The diagnosis of endometriosis is often strongly suspected from a patient’s initial history. For the vast majority of patients, endometriosis is included in the differential diagnosis of infertility or pelvic pain. An accurate diagnosis of endometriosis must be made by your gynecologist. He or she may perform a laparoscopy, which is an outpatient surgical procedure. A slim telescope is inserted through a very small opening made in the navel. This allows your doctor to examine the abdominal and pelvic organs and evaluate the extent of the disease. A biopsy is needed to make a definitive diagnosis, and that can be done during a laparoscopy or laparotomy (a more invasive surgical procedure which consists of pelvic or abdominal surgery).
Frequently medications are given that suppress ovulation and the normal menstrual process, usually birth control pills. Birth control pills have many problem attributed to them, including women who smoke and use OCs have a five-times greater risk of dying from a myocardial infarction than OC users who do not smoke. The use of the pill has been linked to circulatory problems especially blood clots. Oral contraceptives deplete the body of certain nutrients, mainly folate, pyridoxine which is vitamin B6, riboflavin, vitamin B12, vitamin C, magnesium and zinc.
Occasionally other drugs such as Nafarelin, a gonadotropin releasing hormone agonist are used which produce a relative menopausal- like state. These medications may induce breakthrough bleeding, bone loss and depression, the use is limited to 6 months or less.

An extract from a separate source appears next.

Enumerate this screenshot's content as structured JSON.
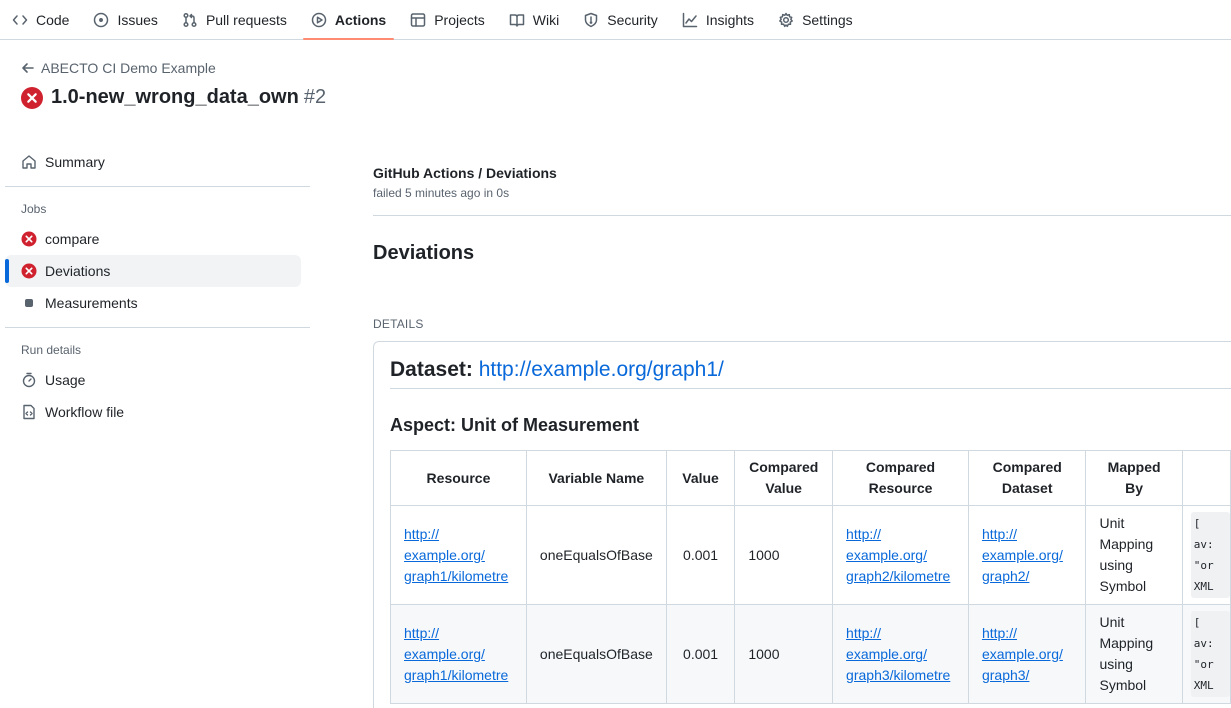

Another drug that may be used to instill a low estrogen state is danzol, an analog of androgen, the male hormone. These drugs have the adverse effects such as weight gain, body hair growth, male pattern baldness, voice changes, edema and irritability.

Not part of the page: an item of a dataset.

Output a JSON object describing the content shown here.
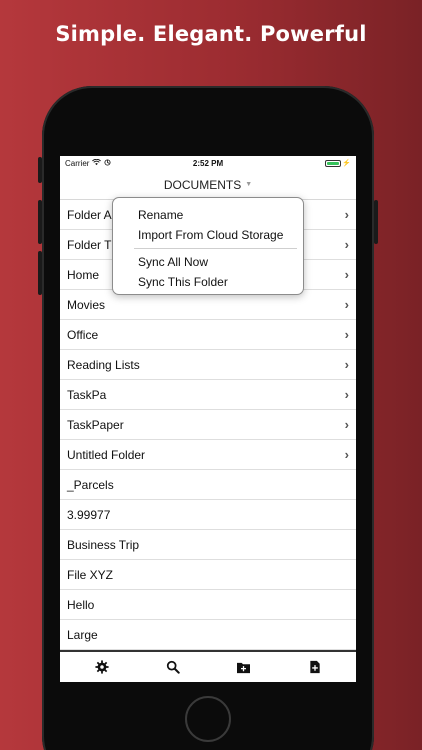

Conservative surgery, where only the endometrial lesion are removed and the uterus and ovaries are left intact, is an option for those with significant pelvic adhesions, fallopian tube obstruction or incapacitating pain. Unfortunately most surgery increases the chance for new adhesions to develop. At times hysterectomy is warranted for women who have completed childbearing. If hysterectomy is performed on younger women hormone replacement therapy (i.e. premarin) may be advised.
Women should not accept drug therapy without a confirmed surgical or biospy diagnosis of endometriosis.